Maybe it is caused by these: when I first run the code, the error occurs saying "RuntimeError: CUDA out of memory. Tried to allocate 784.00 MiB (GPU 0; 11.89 GiB total capacity; 10.58 GiB already allocated; 187.56 MiB free; 10.60 GiB reserved in total by PyTorch)." and "RuntimeError: element 0 of tensors does not require grad and does not have a grad_fn".

So I added 2 rows of codes in train.py like this:

    with torch.no_grad():
        outputs = model(inputs)
    loss = criterion(outputs, targets)
    loss = Variable(loss, requires_grad=True)

The first and the last lines are the codes I added. After that, the code could be conducted successfully. I think this may cause the loss function cannot decrease.

Below is the information of my CUDA. Could you help me with that? Or should I increase my CUDA memory? Screenshot from 2020-04-17 18-13-03

wxjames commented 4 years ago

Could you please share your CUDA version and total memory?
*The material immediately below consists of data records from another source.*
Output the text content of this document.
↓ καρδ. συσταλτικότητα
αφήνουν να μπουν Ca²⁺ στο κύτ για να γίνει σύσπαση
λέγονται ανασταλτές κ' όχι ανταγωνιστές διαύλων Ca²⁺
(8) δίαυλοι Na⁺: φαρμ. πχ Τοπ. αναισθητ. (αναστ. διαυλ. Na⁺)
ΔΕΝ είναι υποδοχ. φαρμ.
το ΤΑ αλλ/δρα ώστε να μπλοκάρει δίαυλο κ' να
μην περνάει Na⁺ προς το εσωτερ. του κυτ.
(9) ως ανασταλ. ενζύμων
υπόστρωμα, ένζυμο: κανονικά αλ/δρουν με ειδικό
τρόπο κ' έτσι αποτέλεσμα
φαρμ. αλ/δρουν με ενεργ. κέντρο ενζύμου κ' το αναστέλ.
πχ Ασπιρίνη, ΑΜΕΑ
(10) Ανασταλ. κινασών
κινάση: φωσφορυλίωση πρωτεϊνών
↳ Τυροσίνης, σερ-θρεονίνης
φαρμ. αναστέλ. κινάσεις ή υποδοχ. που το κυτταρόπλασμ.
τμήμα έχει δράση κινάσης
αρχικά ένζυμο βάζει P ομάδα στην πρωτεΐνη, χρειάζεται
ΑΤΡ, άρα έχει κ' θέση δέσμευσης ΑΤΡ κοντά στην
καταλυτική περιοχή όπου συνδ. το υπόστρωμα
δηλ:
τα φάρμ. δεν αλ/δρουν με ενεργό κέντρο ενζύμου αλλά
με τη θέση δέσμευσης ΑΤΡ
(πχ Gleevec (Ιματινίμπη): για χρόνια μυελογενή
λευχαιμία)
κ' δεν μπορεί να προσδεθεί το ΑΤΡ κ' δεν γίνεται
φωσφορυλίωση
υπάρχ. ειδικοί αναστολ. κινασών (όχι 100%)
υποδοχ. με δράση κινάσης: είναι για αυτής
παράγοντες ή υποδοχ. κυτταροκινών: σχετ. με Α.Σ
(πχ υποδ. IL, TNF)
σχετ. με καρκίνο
wxjames commented 4 years ago

I finally figured it out. The accuracy did not improve because of these two rows. To solve the problem of limited CUDA memory, I decreased the batch_size. Now the code runs well and the accuracy improves although the training epoches needed increase. Anyway thanks for your suggestions, Ahmet. I am going to close this issue.